Title: Scalable inference for epidemic models with individual level data
Authors: Panayiota Touloupou - University of Birmingham (United Kingdom) [presenting]
Simon Spencer - University of Warwick (United Kingdom)
Barbel Finkenstadt - University of Warwick (United Kingdom)
Abstract: As individual level epidemiological and pathogen genetic data become available in ever increasing quantities, the task of analysing such data becomes more and more challenging. Inferences for this type of data are complicated by the fact that the data is usually incomplete, in the sense that the times of acquiring and clearing infection are not directly observed, making the evaluation of the model likelihood intractable.

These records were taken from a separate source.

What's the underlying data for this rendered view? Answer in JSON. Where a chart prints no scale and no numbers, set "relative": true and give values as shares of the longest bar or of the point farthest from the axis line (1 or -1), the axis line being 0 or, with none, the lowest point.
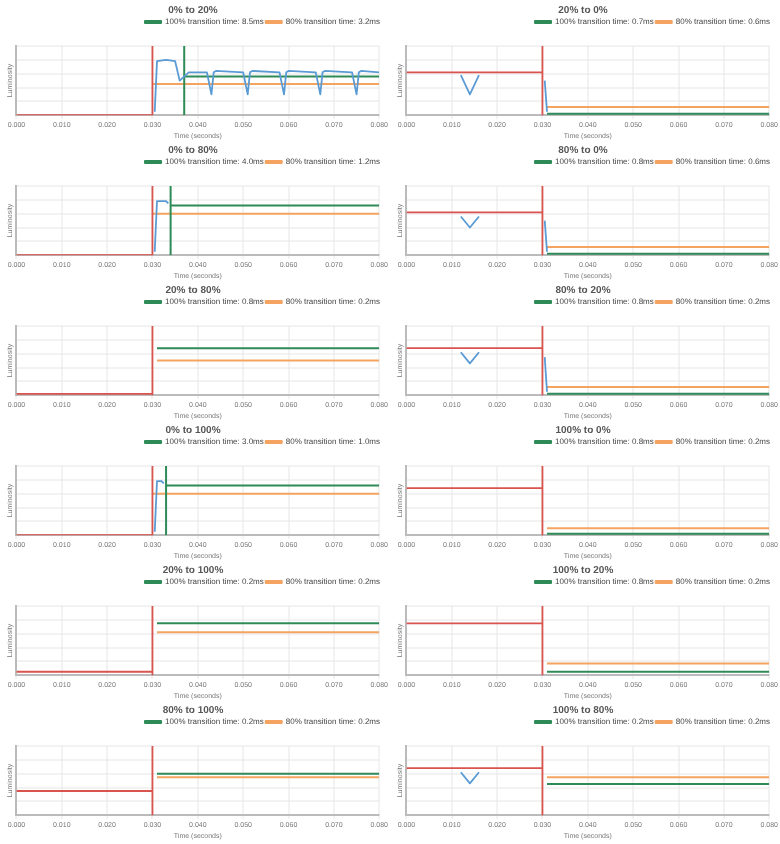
{
  "chart_data": [
    {
      "type": "line",
      "title": "0% to 20%",
      "xlabel": "Time (seconds)",
      "ylabel": "Luminosity",
      "relative": true,
      "grid": true,
      "legend": "top right",
      "marker": "none",
      "line_style": "solid",
      "xlim": [
        0,
        0.08
      ],
      "xticks": [
        {
          "value": 0,
          "label": "0.000"
        },
        {
          "value": 0.01,
          "label": "0.010"
        },
        {
          "value": 0.02,
          "label": "0.020"
        },
        {
          "value": 0.03,
          "label": "0.030"
        },
        {
          "value": 0.04,
          "label": "0.040"
        },
        {
          "value": 0.05,
          "label": "0.050"
        },
        {
          "value": 0.06,
          "label": "0.060"
        },
        {
          "value": 0.07,
          "label": "0.070"
        },
        {
          "value": 0.08,
          "label": "0.080"
        }
      ],
      "series": [
        {
          "color": "#5b9bd5",
          "x": [
            0.0305,
            0.031,
            0.033,
            0.035,
            0.036,
            0.038,
            0.042,
            0.043,
            0.0435,
            0.044,
            0.05,
            0.051,
            0.0515,
            0.052,
            0.058,
            0.059,
            0.0595,
            0.06,
            0.066,
            0.067,
            0.0675,
            0.068,
            0.074,
            0.075,
            0.0755,
            0.076,
            0.08
          ],
          "values": [
            0.05,
            0.78,
            0.8,
            0.78,
            0.5,
            0.62,
            0.62,
            0.3,
            0.62,
            0.64,
            0.62,
            0.3,
            0.62,
            0.64,
            0.62,
            0.3,
            0.62,
            0.64,
            0.62,
            0.3,
            0.62,
            0.64,
            0.62,
            0.3,
            0.62,
            0.64,
            0.62
          ]
        },
        {
          "color": "#d9534f",
          "x": [
            0,
            0.03,
            0.03
          ],
          "values": [
            0,
            0,
            1
          ]
        },
        {
          "name": "100% transition time: 8.5ms",
          "color": "#2e8b57",
          "x": [
            0.037,
            0.037,
            0.037,
            0.08
          ],
          "values": [
            0,
            1,
            0.56,
            0.56
          ]
        },
        {
          "name": "80% transition time: 3.2ms",
          "color": "#f4a460",
          "x": [
            0.03,
            0.08
          ],
          "values": [
            0.45,
            0.45
          ]
        }
      ]
    },
    {
      "type": "line",
      "title": "20% to 0%",
      "xlabel": "Time (seconds)",
      "ylabel": "Luminosity",
      "relative": true,
      "grid": true,
      "legend": "top right",
      "marker": "none",
      "line_style": "solid",
      "xlim": [
        0,
        0.08
      ],
      "xticks": [
        {
          "value": 0,
          "label": "0.000"
        },
        {
          "value": 0.01,
          "label": "0.010"
        },
        {
          "value": 0.02,
          "label": "0.020"
        },
        {
          "value": 0.03,
          "label": "0.030"
        },
        {
          "value": 0.04,
          "label": "0.040"
        },
        {
          "value": 0.05,
          "label": "0.050"
        },
        {
          "value": 0.06,
          "label": "0.060"
        },
        {
          "value": 0.07,
          "label": "0.070"
        },
        {
          "value": 0.08,
          "label": "0.080"
        }
      ],
      "series": [
        {
          "color": "#5b9bd5",
          "x": [
            0.012,
            0.014,
            0.016,
            0.02,
            0.0305,
            0.031
          ],
          "values": [
            0.58,
            0.3,
            0.58,
            null,
            0.5,
            0.05
          ]
        },
        {
          "color": "#d9534f",
          "x": [
            0,
            0.03,
            0.03,
            0.03
          ],
          "values": [
            0.62,
            0.62,
            0,
            1
          ]
        },
        {
          "name": "100% transition time: 0.7ms",
          "color": "#2e8b57",
          "x": [
            0.031,
            0.08
          ],
          "values": [
            0.02,
            0.02
          ]
        },
        {
          "name": "80% transition time: 0.6ms",
          "color": "#f4a460",
          "x": [
            0.031,
            0.08
          ],
          "values": [
            0.12,
            0.12
          ]
        }
      ]
    },
    {
      "type": "line",
      "title": "0% to 80%",
      "xlabel": "Time (seconds)",
      "ylabel": "Luminosity",
      "relative": true,
      "grid": true,
      "legend": "top right",
      "marker": "none",
      "line_style": "solid",
      "xlim": [
        0,
        0.08
      ],
      "xticks": [
        {
          "value": 0,
          "label": "0.000"
        },
        {
          "value": 0.01,
          "label": "0.010"
        },
        {
          "value": 0.02,
          "label": "0.020"
        },
        {
          "value": 0.03,
          "label": "0.030"
        },
        {
          "value": 0.04,
          "label": "0.040"
        },
        {
          "value": 0.05,
          "label": "0.050"
        },
        {
          "value": 0.06,
          "label": "0.060"
        },
        {
          "value": 0.07,
          "label": "0.070"
        },
        {
          "value": 0.08,
          "label": "0.080"
        }
      ],
      "series": [
        {
          "color": "#5b9bd5",
          "x": [
            0.0305,
            0.031,
            0.033,
            0.0335
          ],
          "values": [
            0.05,
            0.78,
            0.78,
            0.75
          ]
        },
        {
          "color": "#d9534f",
          "x": [
            0,
            0.03,
            0.03
          ],
          "values": [
            0,
            0,
            1
          ]
        },
        {
          "name": "100% transition time: 4.0ms",
          "color": "#2e8b57",
          "x": [
            0.034,
            0.034,
            0.034,
            0.08
          ],
          "values": [
            0,
            1,
            0.72,
            0.72
          ]
        },
        {
          "name": "80% transition time: 1.2ms",
          "color": "#f4a460",
          "x": [
            0.03,
            0.08
          ],
          "values": [
            0.6,
            0.6
          ]
        }
      ]
    },
    {
      "type": "line",
      "title": "80% to 0%",
      "xlabel": "Time (seconds)",
      "ylabel": "Luminosity",
      "relative": true,
      "grid": true,
      "legend": "top right",
      "marker": "none",
      "line_style": "solid",
      "xlim": [
        0,
        0.08
      ],
      "xticks": [
        {
          "value": 0,
          "label": "0.000"
        },
        {
          "value": 0.01,
          "label": "0.010"
        },
        {
          "value": 0.02,
          "label": "0.020"
        },
        {
          "value": 0.03,
          "label": "0.030"
        },
        {
          "value": 0.04,
          "label": "0.040"
        },
        {
          "value": 0.05,
          "label": "0.050"
        },
        {
          "value": 0.06,
          "label": "0.060"
        },
        {
          "value": 0.07,
          "label": "0.070"
        },
        {
          "value": 0.08,
          "label": "0.080"
        }
      ],
      "series": [
        {
          "color": "#5b9bd5",
          "x": [
            0.012,
            0.014,
            0.016,
            0.02,
            0.0305,
            0.031
          ],
          "values": [
            0.56,
            0.4,
            0.56,
            null,
            0.5,
            0.05
          ]
        },
        {
          "color": "#d9534f",
          "x": [
            0,
            0.03,
            0.03,
            0.03
          ],
          "values": [
            0.62,
            0.62,
            0,
            1
          ]
        },
        {
          "name": "100% transition time: 0.8ms",
          "color": "#2e8b57",
          "x": [
            0.031,
            0.08
          ],
          "values": [
            0.02,
            0.02
          ]
        },
        {
          "name": "80% transition time: 0.6ms",
          "color": "#f4a460",
          "x": [
            0.031,
            0.08
          ],
          "values": [
            0.12,
            0.12
          ]
        }
      ]
    },
    {
      "type": "line",
      "title": "20% to 80%",
      "xlabel": "Time (seconds)",
      "ylabel": "Luminosity",
      "relative": true,
      "grid": true,
      "legend": "top right",
      "marker": "none",
      "line_style": "solid",
      "xlim": [
        0,
        0.08
      ],
      "xticks": [
        {
          "value": 0,
          "label": "0.000"
        },
        {
          "value": 0.01,
          "label": "0.010"
        },
        {
          "value": 0.02,
          "label": "0.020"
        },
        {
          "value": 0.03,
          "label": "0.030"
        },
        {
          "value": 0.04,
          "label": "0.040"
        },
        {
          "value": 0.05,
          "label": "0.050"
        },
        {
          "value": 0.06,
          "label": "0.060"
        },
        {
          "value": 0.07,
          "label": "0.070"
        },
        {
          "value": 0.08,
          "label": "0.080"
        }
      ],
      "series": [
        {
          "color": "#d9534f",
          "x": [
            0,
            0.03,
            0.03,
            0.03
          ],
          "values": [
            0.02,
            0.02,
            0,
            1
          ]
        },
        {
          "name": "100% transition time: 0.8ms",
          "color": "#2e8b57",
          "x": [
            0.031,
            0.08
          ],
          "values": [
            0.68,
            0.68
          ]
        },
        {
          "name": "80% transition time: 0.2ms",
          "color": "#f4a460",
          "x": [
            0.031,
            0.08
          ],
          "values": [
            0.5,
            0.5
          ]
        }
      ]
    },
    {
      "type": "line",
      "title": "80% to 20%",
      "xlabel": "Time (seconds)",
      "ylabel": "Luminosity",
      "relative": true,
      "grid": true,
      "legend": "top right",
      "marker": "none",
      "line_style": "solid",
      "xlim": [
        0,
        0.08
      ],
      "xticks": [
        {
          "value": 0,
          "label": "0.000"
        },
        {
          "value": 0.01,
          "label": "0.010"
        },
        {
          "value": 0.02,
          "label": "0.020"
        },
        {
          "value": 0.03,
          "label": "0.030"
        },
        {
          "value": 0.04,
          "label": "0.040"
        },
        {
          "value": 0.05,
          "label": "0.050"
        },
        {
          "value": 0.06,
          "label": "0.060"
        },
        {
          "value": 0.07,
          "label": "0.070"
        },
        {
          "value": 0.08,
          "label": "0.080"
        }
      ],
      "series": [
        {
          "color": "#5b9bd5",
          "x": [
            0.012,
            0.014,
            0.016,
            0.02,
            0.0305,
            0.031
          ],
          "values": [
            0.62,
            0.46,
            0.62,
            null,
            0.55,
            0.05
          ]
        },
        {
          "color": "#d9534f",
          "x": [
            0,
            0.03,
            0.03,
            0.03
          ],
          "values": [
            0.68,
            0.68,
            0,
            1
          ]
        },
        {
          "name": "100% transition time: 0.8ms",
          "color": "#2e8b57",
          "x": [
            0.031,
            0.08
          ],
          "values": [
            0.02,
            0.02
          ]
        },
        {
          "name": "80% transition time: 0.2ms",
          "color": "#f4a460",
          "x": [
            0.031,
            0.08
          ],
          "values": [
            0.12,
            0.12
          ]
        }
      ]
    },
    {
      "type": "line",
      "title": "0% to 100%",
      "xlabel": "Time (seconds)",
      "ylabel": "Luminosity",
      "relative": true,
      "grid": true,
      "legend": "top right",
      "marker": "none",
      "line_style": "solid",
      "xlim": [
        0,
        0.08
      ],
      "xticks": [
        {
          "value": 0,
          "label": "0.000"
        },
        {
          "value": 0.01,
          "label": "0.010"
        },
        {
          "value": 0.02,
          "label": "0.020"
        },
        {
          "value": 0.03,
          "label": "0.030"
        },
        {
          "value": 0.04,
          "label": "0.040"
        },
        {
          "value": 0.05,
          "label": "0.050"
        },
        {
          "value": 0.06,
          "label": "0.060"
        },
        {
          "value": 0.07,
          "label": "0.070"
        },
        {
          "value": 0.08,
          "label": "0.080"
        }
      ],
      "series": [
        {
          "color": "#5b9bd5",
          "x": [
            0.0305,
            0.031,
            0.032,
            0.0325
          ],
          "values": [
            0.05,
            0.78,
            0.78,
            0.75
          ]
        },
        {
          "color": "#d9534f",
          "x": [
            0,
            0.03,
            0.03
          ],
          "values": [
            0,
            0,
            1
          ]
        },
        {
          "name": "100% transition time: 3.0ms",
          "color": "#2e8b57",
          "x": [
            0.033,
            0.033,
            0.033,
            0.08
          ],
          "values": [
            0,
            1,
            0.72,
            0.72
          ]
        },
        {
          "name": "80% transition time: 1.0ms",
          "color": "#f4a460",
          "x": [
            0.03,
            0.08
          ],
          "values": [
            0.6,
            0.6
          ]
        }
      ]
    },
    {
      "type": "line",
      "title": "100% to 0%",
      "xlabel": "Time (seconds)",
      "ylabel": "Luminosity",
      "relative": true,
      "grid": true,
      "legend": "top right",
      "marker": "none",
      "line_style": "solid",
      "xlim": [
        0,
        0.08
      ],
      "xticks": [
        {
          "value": 0,
          "label": "0.000"
        },
        {
          "value": 0.01,
          "label": "0.010"
        },
        {
          "value": 0.02,
          "label": "0.020"
        },
        {
          "value": 0.03,
          "label": "0.030"
        },
        {
          "value": 0.04,
          "label": "0.040"
        },
        {
          "value": 0.05,
          "label": "0.050"
        },
        {
          "value": 0.06,
          "label": "0.060"
        },
        {
          "value": 0.07,
          "label": "0.070"
        },
        {
          "value": 0.08,
          "label": "0.080"
        }
      ],
      "series": [
        {
          "color": "#d9534f",
          "x": [
            0,
            0.03,
            0.03,
            0.03
          ],
          "values": [
            0.68,
            0.68,
            0,
            1
          ]
        },
        {
          "name": "100% transition time: 0.8ms",
          "color": "#2e8b57",
          "x": [
            0.031,
            0.08
          ],
          "values": [
            0.02,
            0.02
          ]
        },
        {
          "name": "80% transition time: 0.2ms",
          "color": "#f4a460",
          "x": [
            0.031,
            0.08
          ],
          "values": [
            0.1,
            0.1
          ]
        }
      ]
    },
    {
      "type": "line",
      "title": "20% to 100%",
      "xlabel": "Time (seconds)",
      "ylabel": "Luminosity",
      "relative": true,
      "grid": true,
      "legend": "top right",
      "marker": "none",
      "line_style": "solid",
      "xlim": [
        0,
        0.08
      ],
      "xticks": [
        {
          "value": 0,
          "label": "0.000"
        },
        {
          "value": 0.01,
          "label": "0.010"
        },
        {
          "value": 0.02,
          "label": "0.020"
        },
        {
          "value": 0.03,
          "label": "0.030"
        },
        {
          "value": 0.04,
          "label": "0.040"
        },
        {
          "value": 0.05,
          "label": "0.050"
        },
        {
          "value": 0.06,
          "label": "0.060"
        },
        {
          "value": 0.07,
          "label": "0.070"
        },
        {
          "value": 0.08,
          "label": "0.080"
        }
      ],
      "series": [
        {
          "color": "#d9534f",
          "x": [
            0,
            0.03,
            0.03,
            0.03
          ],
          "values": [
            0.05,
            0.05,
            1,
            0
          ]
        },
        {
          "name": "100% transition time: 0.2ms",
          "color": "#2e8b57",
          "x": [
            0.031,
            0.08
          ],
          "values": [
            0.75,
            0.75
          ]
        },
        {
          "name": "80% transition time: 0.2ms",
          "color": "#f4a460",
          "x": [
            0.031,
            0.08
          ],
          "values": [
            0.62,
            0.62
          ]
        }
      ]
    },
    {
      "type": "line",
      "title": "100% to 20%",
      "xlabel": "Time (seconds)",
      "ylabel": "Luminosity",
      "relative": true,
      "grid": true,
      "legend": "top right",
      "marker": "none",
      "line_style": "solid",
      "xlim": [
        0,
        0.08
      ],
      "xticks": [
        {
          "value": 0,
          "label": "0.000"
        },
        {
          "value": 0.01,
          "label": "0.010"
        },
        {
          "value": 0.02,
          "label": "0.020"
        },
        {
          "value": 0.03,
          "label": "0.030"
        },
        {
          "value": 0.04,
          "label": "0.040"
        },
        {
          "value": 0.05,
          "label": "0.050"
        },
        {
          "value": 0.06,
          "label": "0.060"
        },
        {
          "value": 0.07,
          "label": "0.070"
        },
        {
          "value": 0.08,
          "label": "0.080"
        }
      ],
      "series": [
        {
          "color": "#d9534f",
          "x": [
            0,
            0.03,
            0.03,
            0.03
          ],
          "values": [
            0.75,
            0.75,
            0,
            1
          ]
        },
        {
          "name": "100% transition time: 0.8ms",
          "color": "#2e8b57",
          "x": [
            0.031,
            0.08
          ],
          "values": [
            0.05,
            0.05
          ]
        },
        {
          "name": "80% transition time: 0.2ms",
          "color": "#f4a460",
          "x": [
            0.031,
            0.08
          ],
          "values": [
            0.17,
            0.17
          ]
        }
      ]
    },
    {
      "type": "line",
      "title": "80% to 100%",
      "xlabel": "Time (seconds)",
      "ylabel": "Luminosity",
      "relative": true,
      "grid": true,
      "legend": "top right",
      "marker": "none",
      "line_style": "solid",
      "xlim": [
        0,
        0.08
      ],
      "xticks": [
        {
          "value": 0,
          "label": "0.000"
        },
        {
          "value": 0.01,
          "label": "0.010"
        },
        {
          "value": 0.02,
          "label": "0.020"
        },
        {
          "value": 0.03,
          "label": "0.030"
        },
        {
          "value": 0.04,
          "label": "0.040"
        },
        {
          "value": 0.05,
          "label": "0.050"
        },
        {
          "value": 0.06,
          "label": "0.060"
        },
        {
          "value": 0.07,
          "label": "0.070"
        },
        {
          "value": 0.08,
          "label": "0.080"
        }
      ],
      "series": [
        {
          "color": "#d9534f",
          "x": [
            0,
            0.03,
            0.03,
            0.03
          ],
          "values": [
            0.35,
            0.35,
            1,
            0
          ]
        },
        {
          "name": "100% transition time: 0.2ms",
          "color": "#2e8b57",
          "x": [
            0.031,
            0.08
          ],
          "values": [
            0.6,
            0.6
          ]
        },
        {
          "name": "80% transition time: 0.2ms",
          "color": "#f4a460",
          "x": [
            0.031,
            0.08
          ],
          "values": [
            0.55,
            0.55
          ]
        }
      ]
    },
    {
      "type": "line",
      "title": "100% to 80%",
      "xlabel": "Time (seconds)",
      "ylabel": "Luminosity",
      "relative": true,
      "grid": true,
      "legend": "top right",
      "marker": "none",
      "line_style": "solid",
      "xlim": [
        0,
        0.08
      ],
      "xticks": [
        {
          "value": 0,
          "label": "0.000"
        },
        {
          "value": 0.01,
          "label": "0.010"
        },
        {
          "value": 0.02,
          "label": "0.020"
        },
        {
          "value": 0.03,
          "label": "0.030"
        },
        {
          "value": 0.04,
          "label": "0.040"
        },
        {
          "value": 0.05,
          "label": "0.050"
        },
        {
          "value": 0.06,
          "label": "0.060"
        },
        {
          "value": 0.07,
          "label": "0.070"
        },
        {
          "value": 0.08,
          "label": "0.080"
        }
      ],
      "series": [
        {
          "color": "#5b9bd5",
          "x": [
            0.012,
            0.014,
            0.016
          ],
          "values": [
            0.62,
            0.46,
            0.62
          ]
        },
        {
          "color": "#d9534f",
          "x": [
            0,
            0.03,
            0.03,
            0.03
          ],
          "values": [
            0.68,
            0.68,
            0,
            1
          ]
        },
        {
          "name": "100% transition time: 0.2ms",
          "color": "#2e8b57",
          "x": [
            0.031,
            0.08
          ],
          "values": [
            0.45,
            0.45
          ]
        },
        {
          "name": "80% transition time: 0.2ms",
          "color": "#f4a460",
          "x": [
            0.031,
            0.08
          ],
          "values": [
            0.55,
            0.55
          ]
        }
      ]
    }
  ]
}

A solution to this problem can be given in the Bayesian framework with unobserved data being imputed within Markov chain Monte Carlo (MCMC) algorithms at the cost of considerable extra computational effort. Motivated by this demand, we describe a novel method for updating individual level infection states within MCMC algorithms that respects the dependence structure inherent within epidemic data. We apply our new methodology to an epidemic of Escherichia coli O157:H7 in feedlot cattle in which eight competing strains were identified using genetic typing methods. We show that surprisingly little genetic data is needed to produce a probabilistic reconstruction of the epidemic trajectories, despite some possibility of misclassification in the genetic typing. We believe that this complex model, capturing the interactions between strains, would not have been able to be fitted using existing methodologies.